Phosphorylation-Inducing Chimeric Small Molecules
Siriwardena, Sachini U.,Munkanatta Godage, Dhanushka N. P.,Shoba, Veronika M.,Lai, Sophia,Shi, Mengchao,Wu, Peng,Chaudhary, Santosh K.,Schreiber, Stuart L.,Choudhary, Amit
supporting information, p. 14052 - 14057 (2020/09/02)
Small molecules have been classically developed to inhibit enzyme activity; however, new classes of small molecules that endow new functions to enzymes via proximity-mediated effect are emerging.
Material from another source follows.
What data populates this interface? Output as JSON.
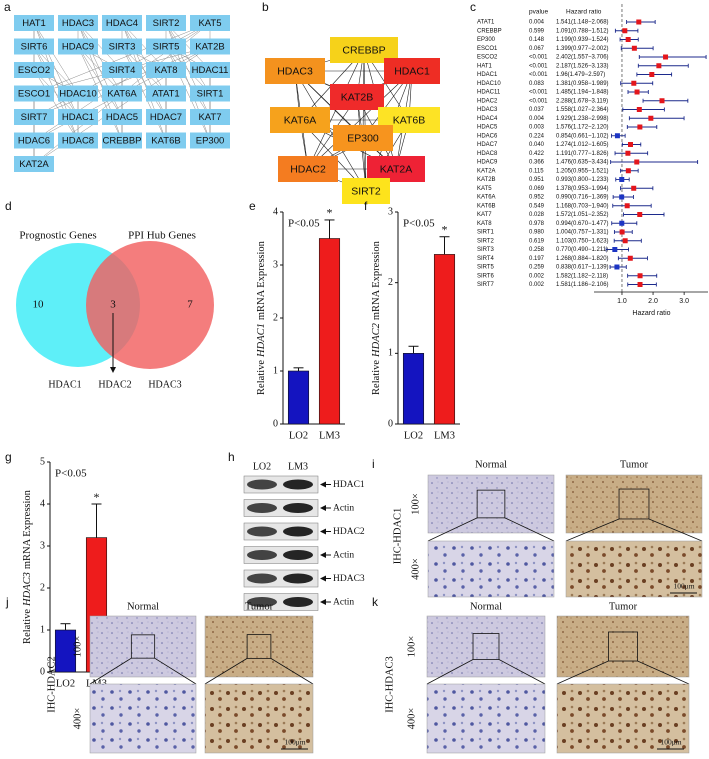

Phosphorylation (native or neo) of any given protein-of-interest can alter its structure and function, and we hypothesized that such modifications can be accomplished by small molecules that bring a kinase in proximity to the protein-of-interest. Herein, we describe phosphorylation-inducing chimeric small molecules (PHICS), which enable two example kinases - AMPK and PKC - to phosphorylate target proteins that are not otherwise substrates for these kinases. PHICS are formed by linking small-molecule binders of the kinase and the target protein, and exhibit several features of a bifunctional molecule, including the hook-effect, turnover, isoform specificity, dose and temporal control of phosphorylation, and activity dependent on proximity (i.e., linker length). Using PHICS, we were able to induce native and neo-phosphorylations of BRD4 by AMPK or PKC. Furthermore, PHICS induced a signaling-relevant phosphorylation of the target protein Bruton's tyrosine kinase in cells. We envision that PHICS-mediated native or neo-phosphorylations will find utility in basic research and medicine.